30.12.04

A Nossa Vida Piorou

Não falamos do défice ou da estagnação dos salários, pois essas coisas, dentro de limites razoáveis, não têm na verdade grande importância. Nem se trata de fazer o balanço do ano, computar o deve e o haver para que a aritmética nos esclareça se estamos hoje mais felizes do que em 1 de Janeiro de 2004: aquilo que faz os nossos dias amenos ou aziagos não é mensurável pela frieza autista da economia.

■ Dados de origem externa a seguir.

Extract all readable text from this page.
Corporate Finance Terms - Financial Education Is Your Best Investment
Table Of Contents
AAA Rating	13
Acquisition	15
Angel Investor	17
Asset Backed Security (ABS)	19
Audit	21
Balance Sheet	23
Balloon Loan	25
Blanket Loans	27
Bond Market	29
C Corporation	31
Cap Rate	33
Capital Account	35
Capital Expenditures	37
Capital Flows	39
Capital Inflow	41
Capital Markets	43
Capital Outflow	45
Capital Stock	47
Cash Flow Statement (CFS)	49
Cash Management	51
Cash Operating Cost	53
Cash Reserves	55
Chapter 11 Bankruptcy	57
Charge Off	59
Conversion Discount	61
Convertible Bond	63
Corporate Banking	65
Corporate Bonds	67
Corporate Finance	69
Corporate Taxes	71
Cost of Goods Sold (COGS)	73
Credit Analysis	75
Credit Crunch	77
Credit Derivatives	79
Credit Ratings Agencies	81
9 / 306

A nossa vida piorou porque arrancaram as jovens tílias na Rua D. Manuel II, frente ao Museu Soares dos Reis. O nosso trajecto diário a pé vai ter menos beleza; e, quando vier a Primavera, não nos irá regalar o perfume das tílias floridas.

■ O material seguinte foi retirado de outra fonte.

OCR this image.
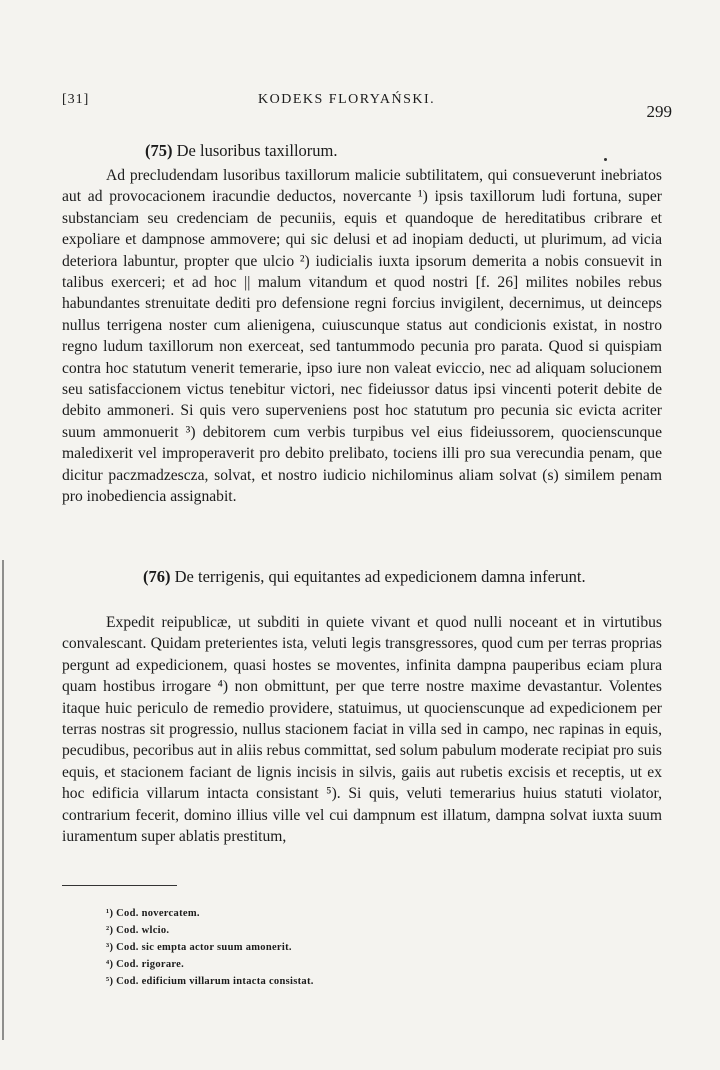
[31]	KODEKS FLORYAŃSKI.
299
(75) De lusoribus taxillorum.

Ad precludendam lusoribus taxillorum malicie subtilitatem, qui consueverunt inebriatos aut ad provocacionem iracundie deductos, novercante ¹) ipsis taxillorum ludi fortuna, super substanciam seu credenciam de pecuniis, equis et quandoque de hereditatibus cribrare et expoliare et dampnose ammovere; qui sic delusi et ad inopiam deducti, ut plurimum, ad vicia deteriora labuntur, propter que ulcio ²) iudicialis iuxta ipsorum demerita a nobis consuevit in talibus exerceri; et ad hoc || malum vitandum et quod nostri [f. 26] milites nobiles rebus habundantes strenuitate dediti pro defensione regni forcius invigilent, decernimus, ut deinceps nullus terrigena noster cum alienigena, cuiuscunque status aut condicionis existat, in nostro regno ludum taxillorum non exerceat, sed tantummodo pecunia pro parata. Quod si quispiam contra hoc statutum venerit temerarie, ipso iure non valeat eviccio, nec ad aliquam solucionem seu satisfaccionem victus tenebitur victori, nec fideiussor datus ipsi vincenti poterit debite de debito ammoneri. Si quis vero superveniens post hoc statutum pro pecunia sic evicta acriter suum ammonuerit ³) debitorem cum verbis turpibus vel eius fideiussorem, quocienscunque maledixerit vel improperaverit pro debito prelibato, tociens illi pro sua verecundia penam, que dicitur paczmadzescza, solvat, et nostro iudicio nichilominus aliam solvat (s) similem penam pro inobediencia assignabit.

(76) De terrigenis, qui equitantes ad expedicionem damna inferunt.

Expedit reipublicæ, ut subditi in quiete vivant et quod nulli noceant et in virtutibus convalescant. Quidam preterientes ista, veluti legis transgressores, quod cum per terras proprias pergunt ad expedicionem, quasi hostes se moventes, infinita dampna pauperibus eciam plura quam hostibus irrogare ⁴) non obmittunt, per que terre nostre maxime devastantur. Volentes itaque huic periculo de remedio providere, statuimus, ut quocienscunque ad expedicionem per terras nostras sit progressio, nullus stacionem faciat in villa sed in campo, nec rapinas in equis, pecudibus, pecoribus aut in aliis rebus committat, sed solum pabulum moderate recipiat pro suis equis, et stacionem faciant de lignis incisis in silvis, gaiis aut rubetis excisis et receptis, ut ex hoc edificia villarum intacta consistant ⁵). Si quis, veluti temerarius huius statuti violator, contrarium fecerit, domino illius ville vel cui dampnum est illatum, dampna solvat iuxta suum iuramentum super ablatis prestitum,

¹) Cod. novercatem.
²) Cod. wlcio.
³) Cod. sic empta actor suum amonerit.
⁴) Cod. rigorare.
⁵) Cod. edificium villarum intacta consistat.
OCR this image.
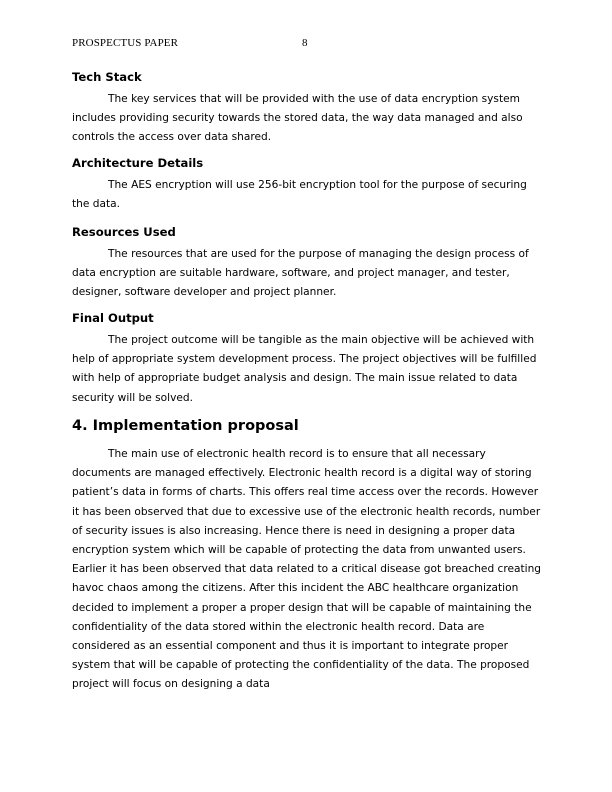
PROSPECTUS PAPER	8

Tech Stack

The key services that will be provided with the use of data encryption system includes providing security towards the stored data, the way data managed and also controls the access over data shared.

Architecture Details

The AES encryption will use 256-bit encryption tool for the purpose of securing the data.

Resources Used

The resources that are used for the purpose of managing the design process of data encryption are suitable hardware, software, and project manager, and tester, designer, software developer and project planner.

Final Output

The project outcome will be tangible as the main objective will be achieved with help of appropriate system development process. The project objectives will be fulfilled with help of appropriate budget analysis and design. The main issue related to data security will be solved.

4. Implementation proposal

The main use of electronic health record is to ensure that all necessary documents are managed effectively. Electronic health record is a digital way of storing patient’s data in forms of charts. This offers real time access over the records. However it has been observed that due to excessive use of the electronic health records, number of security issues is also increasing. Hence there is need in designing a proper data encryption system which will be capable of protecting the data from unwanted users. Earlier it has been observed that data related to a critical disease got breached creating havoc chaos among the citizens. After this incident the ABC healthcare organization decided to implement a proper a proper design that will be capable of maintaining the confidentiality of the data stored within the electronic health record. Data are considered as an essential component and thus it is important to integrate proper system that will be capable of protecting the confidentiality of the data. The proposed project will focus on designing a data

No futuro, graças às novas acessibilidades (como o túnel rodoviário que obrigou ao sacrifício das tílias), gozaremos de uma mobilidade quase frenética: é pelo menos esse o sonho dos nossos governantes. Mas esse frenesim há-de ser como o dos ratos em laboratório: nestas placas contínuas de betão como cada vez mais são as nossas cidades, nada haverá que nos retenha ou apazigue os sentidos.

4 comentários :

Anónimo disse...

Triste, sem dúvida. ;(
Aqui deixo, a propósito, um poema de que gosto muito, com os votos de um melhor ano para a vida das árvores e de todos nós.
DK

The Trees Are Down

- and he cried with a loud voice: Hurt not the earth, neither the sea, nor the trees -
-Revelation


They are cutting down the great plane-trees at the end of
the gardens.
For days there has been the grate of the saw, the swish of
the branches as they fall,
The crash of the trunks, the rustle of trodden leaves,
With the 'Whoops' and the 'Whoa', the loud common talk,
the loud common laughs of the men, above it all.

I remember one evening of a long past Spring
Turning in at a gate, getting out of a cart, and finding
a large dead rat in the mud of the drive.
I remember thinking: alive or dead, a rat was a
god-forsaken thing,
But at least, in May, that even a rat should be alive.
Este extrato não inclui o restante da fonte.